Benchmarks

To ensure that the program meets the performance requirements described in the Requirements document, we run the scripts described below to record the following metrics:

how long the program takes to run;
how much memory the ebk-find program itself uses; and
how much data is sent to (and presumably loaded into memory by) the fuzzy finder.

Benchmarking scripts

The benchmarking scripts can be run by calling:

make benchmarks

This will update the tables stdout.tsv and time+mem.tsv in this directory and produce the images stdout.svg, time.svg, and memory.svg.

`benchmark_stdout.py`

The first version of ebk-find (v0.1.0) just printed the book data to stdout. This script uses that version to record the amount of data sent to the fuzzy finder. This must be added to the amount of memory consumed by the ebk-find Python process to ensure that the peak memory usage remains below the required threshold.

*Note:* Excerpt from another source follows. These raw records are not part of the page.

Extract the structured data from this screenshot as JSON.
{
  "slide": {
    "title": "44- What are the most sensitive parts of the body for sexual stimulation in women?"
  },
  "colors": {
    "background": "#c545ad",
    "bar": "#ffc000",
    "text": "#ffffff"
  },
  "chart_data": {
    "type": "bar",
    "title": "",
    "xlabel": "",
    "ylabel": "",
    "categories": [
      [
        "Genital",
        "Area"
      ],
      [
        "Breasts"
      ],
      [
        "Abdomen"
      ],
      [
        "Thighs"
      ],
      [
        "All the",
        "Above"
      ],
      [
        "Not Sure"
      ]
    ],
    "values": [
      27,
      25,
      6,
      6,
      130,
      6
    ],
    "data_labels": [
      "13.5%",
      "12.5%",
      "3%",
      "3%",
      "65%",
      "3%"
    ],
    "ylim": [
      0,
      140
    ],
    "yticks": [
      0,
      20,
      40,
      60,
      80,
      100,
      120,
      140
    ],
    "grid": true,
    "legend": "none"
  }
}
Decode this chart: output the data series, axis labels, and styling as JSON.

The commit tagged v0.1.0 is checked out into a temporary directory using git worktree and installed into a virtualenv.
The temp_library.py script is used to generate artificial libraries in a range of sizes up to 50 000.
ebk-find v0.1.0 is run against each library in turn, and the number of bytes in the output is counted with wc.

`benchmark_time+mem.py`

This script is similar to benchmark_stdout.py, but it measures the performance of every minor version of ebk-find. For each combination of version and library size, it records the amount of time taken and the peak memory usage required to run the equivalent of ebk-find -n -s 'tail -n 1' against the given library.

We use tail -n 1 as the selection command to ensure that the data for the entire library is piped to the subprocess; it only exits after having visited its entire input.

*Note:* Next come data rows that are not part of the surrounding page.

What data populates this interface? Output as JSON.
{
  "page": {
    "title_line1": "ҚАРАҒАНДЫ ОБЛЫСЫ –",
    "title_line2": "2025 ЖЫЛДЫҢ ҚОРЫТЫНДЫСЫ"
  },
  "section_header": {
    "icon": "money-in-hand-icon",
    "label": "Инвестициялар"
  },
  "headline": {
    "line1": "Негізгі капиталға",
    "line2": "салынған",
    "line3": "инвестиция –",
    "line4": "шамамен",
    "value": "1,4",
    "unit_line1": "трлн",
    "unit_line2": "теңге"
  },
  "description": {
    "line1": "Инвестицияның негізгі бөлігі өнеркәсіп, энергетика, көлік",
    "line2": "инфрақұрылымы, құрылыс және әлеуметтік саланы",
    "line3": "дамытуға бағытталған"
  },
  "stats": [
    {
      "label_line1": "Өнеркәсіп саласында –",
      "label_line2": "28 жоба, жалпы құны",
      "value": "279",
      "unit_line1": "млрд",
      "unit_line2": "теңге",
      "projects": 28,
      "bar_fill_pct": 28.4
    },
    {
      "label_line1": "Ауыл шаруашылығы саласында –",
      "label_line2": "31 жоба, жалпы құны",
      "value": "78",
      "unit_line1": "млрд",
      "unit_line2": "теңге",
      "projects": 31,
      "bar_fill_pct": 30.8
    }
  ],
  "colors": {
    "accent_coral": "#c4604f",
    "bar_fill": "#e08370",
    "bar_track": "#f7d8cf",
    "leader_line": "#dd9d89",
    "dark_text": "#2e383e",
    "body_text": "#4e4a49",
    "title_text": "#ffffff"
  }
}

The temp_library.py script is used to generate artificial libraries in a range of sizes up to 50 000.
Each minor version of ebk-find is installed into a virtualenv as described for benchmark_stdout.py.
Each version of ebk-find is run against each library in turn (the arguments for the command being adjusted based on the options available and/or required for that version of the program). The call to ebk-find is wrapped in a call to /usr/bin/time, which records the elapsed real time and the maximum RSS memory of the process.

`temp_library.py`

This script generates a single artificial library of the requested size. The generated library contains the full directory tree expected by ebk-find, with a minimal but valid metadata.opf file and an empty .epub file in each leaf directory.

In a new temporary directory, an author subdirectory is created.
Inside that directory, n book directories are created, where n is the requested library size.
Inside each book directory, a metadata.opf file is created from a template file. The template is populated by inserting the author field; a unique title field (so that book entries can be distinguished by the finder program); and a dummy subject tag field, which is padded such that the total file size is representative of that of OPF files found in a real Calibre library.
An empty .epub file is also created in each book directory.

`plot_bench_*.py`

These scripts plot the tables produced by the benchmark_*.py scripts for visual inspection.

Results

Time

A library of 2500 books can be searched in less than 300 ms, and a library of 50 000 books can be searched in < 5 s.

The time taken increases more or less linearly with library size (not easy to see on this plot because only the x axis is on a log scale; refer to the raw data).

Total time taken to run ebk-find (without the xdg-open step) — Total time taken to run `ebk-find` (without the `xdg-open` step)

The time requirements are fairly similar across versions.

Memory usage

Memory usage increases linearly with library size, but it remains below 100 MiB for a library of 50 000 books.

Maximum memory used by ebk-find (not including that of the fuzzy finder subprocess) — Maximum memory used by `ebk-find` (not including that of the fuzzy finder subprocess)

It isn’t very clear from the plot, but the memory used by v0.3.0 and v0.4.2 were nearly identical.

The jump in memory usage between v0.2.0 and v0.3.0 is because the book data started to be retained in a list in the Python process, so that the user could be presented with just the metadata to search in, the path to the book file being looked up afterwards based on their selection.

Data sent to fuzzy finder

The amount of data sent to the finder subprocess increases linearly with library size. It is about 6 MiB for a library of 50 000 books.

Conclusions

For most users, the loading of their library into the fuzzy finder should feel instantaneous (< 300 ms for 2500 books).

The maximum memory required for ebk-find including the finder subprocess is just over 100 MiB for libraries of 50 000 books: 95.2 MiB for ebk-find + 6.5 MiB for fzf + 6.3 MiB of data passed between them = 108.0 MiB.

For a library of 2500 books, it would take about 22.0 + 6.5 + 0.3 = 28.8 MiB.